Economists: Home Market Gains This Year Hinge on Job Growth

Economists: Home Market Gains This Year Hinge on Job Growth

Wall Street - A panel of top economists expressed generally optimistic views Tuesday about the U.S. housing market, predicting sizeable gains in home construction and new-home sales this year as long as interest rates don’t rise too quickly and job growth continues to advance at a moderate pace.

Economists speaking at the International Builders’ Show in Las Vegas, which is expected to draw 80,000 attendees this week, predicted a 20% increase in home construction this year and an even larger gain in new-home sales. They foresee home-price increases cooling from their double-digit percentage gains or recent years to rise this year by a more subdued 5%.
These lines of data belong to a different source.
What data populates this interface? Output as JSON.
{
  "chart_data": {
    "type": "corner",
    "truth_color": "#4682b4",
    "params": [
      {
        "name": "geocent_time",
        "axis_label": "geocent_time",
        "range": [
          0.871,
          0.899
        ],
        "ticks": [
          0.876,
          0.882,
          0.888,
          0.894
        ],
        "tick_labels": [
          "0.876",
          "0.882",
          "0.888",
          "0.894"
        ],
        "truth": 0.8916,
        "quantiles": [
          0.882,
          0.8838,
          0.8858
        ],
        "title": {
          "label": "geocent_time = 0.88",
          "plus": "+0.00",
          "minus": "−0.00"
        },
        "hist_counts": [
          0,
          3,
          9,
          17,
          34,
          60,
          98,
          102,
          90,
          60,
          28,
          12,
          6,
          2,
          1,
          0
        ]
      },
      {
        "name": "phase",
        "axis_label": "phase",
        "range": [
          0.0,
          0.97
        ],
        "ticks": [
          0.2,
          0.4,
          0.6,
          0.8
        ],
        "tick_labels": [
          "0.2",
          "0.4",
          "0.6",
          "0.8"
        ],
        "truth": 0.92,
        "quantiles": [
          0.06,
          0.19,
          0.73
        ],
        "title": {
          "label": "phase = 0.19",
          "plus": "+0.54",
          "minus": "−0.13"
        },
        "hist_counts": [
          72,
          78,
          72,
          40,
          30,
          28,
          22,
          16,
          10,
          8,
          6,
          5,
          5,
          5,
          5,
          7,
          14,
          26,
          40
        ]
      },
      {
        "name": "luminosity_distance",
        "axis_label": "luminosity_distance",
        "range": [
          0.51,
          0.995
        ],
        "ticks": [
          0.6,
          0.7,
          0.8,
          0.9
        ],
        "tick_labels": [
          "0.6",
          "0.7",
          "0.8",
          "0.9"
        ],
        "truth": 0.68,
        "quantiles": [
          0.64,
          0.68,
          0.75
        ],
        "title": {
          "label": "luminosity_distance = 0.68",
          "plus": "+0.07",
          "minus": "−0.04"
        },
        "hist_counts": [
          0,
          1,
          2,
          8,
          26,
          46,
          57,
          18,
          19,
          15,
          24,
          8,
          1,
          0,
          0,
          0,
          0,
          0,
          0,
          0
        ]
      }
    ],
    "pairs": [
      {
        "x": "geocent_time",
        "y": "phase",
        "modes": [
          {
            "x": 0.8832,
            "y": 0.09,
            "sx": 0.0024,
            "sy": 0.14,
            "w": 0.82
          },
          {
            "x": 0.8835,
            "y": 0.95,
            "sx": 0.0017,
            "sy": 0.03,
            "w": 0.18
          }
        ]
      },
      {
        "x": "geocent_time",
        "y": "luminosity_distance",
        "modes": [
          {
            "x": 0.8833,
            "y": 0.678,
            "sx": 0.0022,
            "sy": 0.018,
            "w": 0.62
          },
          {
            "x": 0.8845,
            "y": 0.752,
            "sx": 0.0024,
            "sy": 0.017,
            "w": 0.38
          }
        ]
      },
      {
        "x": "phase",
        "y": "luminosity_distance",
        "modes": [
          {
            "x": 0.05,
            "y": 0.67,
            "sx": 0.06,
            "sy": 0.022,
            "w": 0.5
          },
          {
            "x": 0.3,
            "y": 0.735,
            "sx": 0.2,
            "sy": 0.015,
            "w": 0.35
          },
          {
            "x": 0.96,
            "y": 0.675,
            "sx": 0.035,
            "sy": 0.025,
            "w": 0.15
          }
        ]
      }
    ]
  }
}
However, the economists – the National Association of Home Builders’ David Crowe, Freddie Mac FMCC +1.37% ’s Frank Nothaft and Nationwide Insurance’s David Berson — cautioned that much of their forecast relies on job growth.

The optimistic outlooks bode well for overall economy since housing construction and home sales have significant influence on business activity. When consumers buy homes, they also buy furniture and many other goods and services, spreading out the economic benefit across many industries.

The builders’ association’s Mr. Crowe foresees sales increasing by roughly 40% this year to 603,000. He sees builders starting construction of 1.15 million homes this year, a 24.5% gain.

“Once we get a stronger job market, more jobs being created, higher income growth, we will see an increase in household formation,” Mr. Berson said.

For Mr. Nothaft, the change to watch for this year is a shift by lenders to focus more on originating loans for purchasing homes rather than for refinancing. Lenders have concentrated mostly on refinancing loans for several years as interest rates have hovered at historically low levels. But, a combination of an expected rise in rates this year and increases in sales of new and existing homes will spur them to turn to the so-called purchase market.

According to the Mortgage Bankers Association, refinancing accounted for 63% of mortgage originations last year and 71% in 2012. The bankers association predicts that ratio will reverse this year, with refinancing accounting for 39% of originations and purchase loans 61%. That would be the first time that mortgages for purchases have outpaced refinancings since 2000.

“With fewer refis, we’ll see lenders do more proactive outreach to attract those buyer applications for mortgage loans,” Mr. Nothaft said. However, it remains to be seen if lenders will compete to land those borrowers by slightly loosening loan-qualification standards.

Meanwhile, theories abound on what has hindered home construction in recent years. Although the Census Bureau reported on Monday that private residential construction rose more than 18% last year, some economists believe construction activity should be even stronger considering the length of the economic recovery.

“We’re returning to a little closer to normal,” said Mr. Hunter, who is attending the Builders’ Show this week but didn’t appear on the IBS economic panel. “Inventories will not be as tight. Demand and production levels will be higher.”

That has several observers expecting a larger increase in home-construction starts this year than last. Freddie Mac’s Mr. Nothaft predicts 1.1 million housing starts this year. “We still have at least a couple more years before we’re back to a normal pace of home construction,” Mr. Nothaft said in an interview prior to the conference.